Here is a list of helpful ideas to help ease this transition and promote a sense of inner strength and resiliency for both parents and children.
- If attending a new school, try to visit your child’s school at least a week in advance so that they can become familiar with this new environment and important offices, such as the principal and the nurse.
- Children want to fit in, so support your kids by learning dress codes, required school supplies and school schedule details. Do this well in advance to avoid increasing anxiety by rushing to get things at the last minute.
- Start a bedtime schedule a week in advance to promote 8-10 hours of sleep a night. We tend to get cranky when we are tired as adults; so do our children.

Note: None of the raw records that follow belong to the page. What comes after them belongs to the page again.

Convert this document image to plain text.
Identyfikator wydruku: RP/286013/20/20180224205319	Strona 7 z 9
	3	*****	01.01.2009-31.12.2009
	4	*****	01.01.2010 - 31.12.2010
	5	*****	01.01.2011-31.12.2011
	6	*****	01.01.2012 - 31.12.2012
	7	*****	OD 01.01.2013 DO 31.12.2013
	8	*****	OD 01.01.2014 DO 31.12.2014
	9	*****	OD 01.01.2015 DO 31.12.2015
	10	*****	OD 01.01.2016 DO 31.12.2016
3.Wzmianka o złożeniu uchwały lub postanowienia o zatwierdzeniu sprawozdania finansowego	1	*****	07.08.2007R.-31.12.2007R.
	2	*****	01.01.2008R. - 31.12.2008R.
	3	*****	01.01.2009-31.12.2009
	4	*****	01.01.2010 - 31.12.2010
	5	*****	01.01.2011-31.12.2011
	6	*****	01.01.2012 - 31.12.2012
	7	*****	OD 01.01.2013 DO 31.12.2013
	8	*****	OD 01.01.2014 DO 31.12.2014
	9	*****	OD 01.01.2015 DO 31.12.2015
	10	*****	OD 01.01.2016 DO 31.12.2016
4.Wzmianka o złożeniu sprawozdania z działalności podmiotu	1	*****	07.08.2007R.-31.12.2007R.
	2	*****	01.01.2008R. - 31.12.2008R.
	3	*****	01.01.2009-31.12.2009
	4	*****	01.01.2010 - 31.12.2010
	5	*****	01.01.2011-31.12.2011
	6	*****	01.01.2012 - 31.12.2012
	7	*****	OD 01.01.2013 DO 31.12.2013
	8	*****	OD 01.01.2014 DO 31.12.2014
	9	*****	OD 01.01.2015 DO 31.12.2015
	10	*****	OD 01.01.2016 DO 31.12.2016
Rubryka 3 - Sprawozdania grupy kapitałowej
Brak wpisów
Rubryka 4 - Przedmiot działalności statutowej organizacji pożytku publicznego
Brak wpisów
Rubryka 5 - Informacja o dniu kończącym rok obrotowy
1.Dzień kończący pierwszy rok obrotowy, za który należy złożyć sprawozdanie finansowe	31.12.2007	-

- Promote positive thinking by instilling positive affirmations and visions for the up and coming school year; i.e. each morning for a week before the start of school, we say, “when class starts, I will get to see friends I have missed and make new friends. This year I will learn more about…, etc.” Encourage empowering self-affirmations, such as “I am smart; I love to learn; I can handle anything that comes my way.” Replace fear/dread with excitement & positive thoughts.*
Lead & Model Health Management of Emotions
- Children take their cue from their parents. If parents are calm, optimistic and supportive, children will feel both confident and competent.
- Let your child know that all kids are nervous about the first day of school.
- Talk with your children about their feelings, allowing a safe space at home for them to vent, ask questions and feel a sense of control. Never embarrass or demean your children’s feelings. Ask them how they would like to be helped during this transition. If you promote a child’s involvement in the process, they are more likely to happily comply.
- Be honest and share your own feelings. Let them know you will miss them and that they will enjoy school because it will present new and exciting experiences to them.
- Nurture, meet their needs, be empathic and compassionate while firm. Leave a love note in their lunch box that will remind them you are thinking of them.*
- Point out the positives of being in school and starting new experiences.
- Support your child by showing interest; talk with teachers, the nurse, the guidance counselor and the principal in advance. Tell them about any concerns you have regarding your child’s health or learning issues.
- Teach traffic safety & physical safety.
- Young children should know their name, how to spell it, their telephone number and the number of a safe and responsible adult that is designated by their parents.
- Teach your children the proper way in advance to deal with bullies by reporting them to either a teacher or counselor.
- Reassure your child that if any problems arise at school, you will be there to help resolve them.
- Include your children in responsibilities and preparation as much as possible. Use timers, assign chores like lunch prep each night.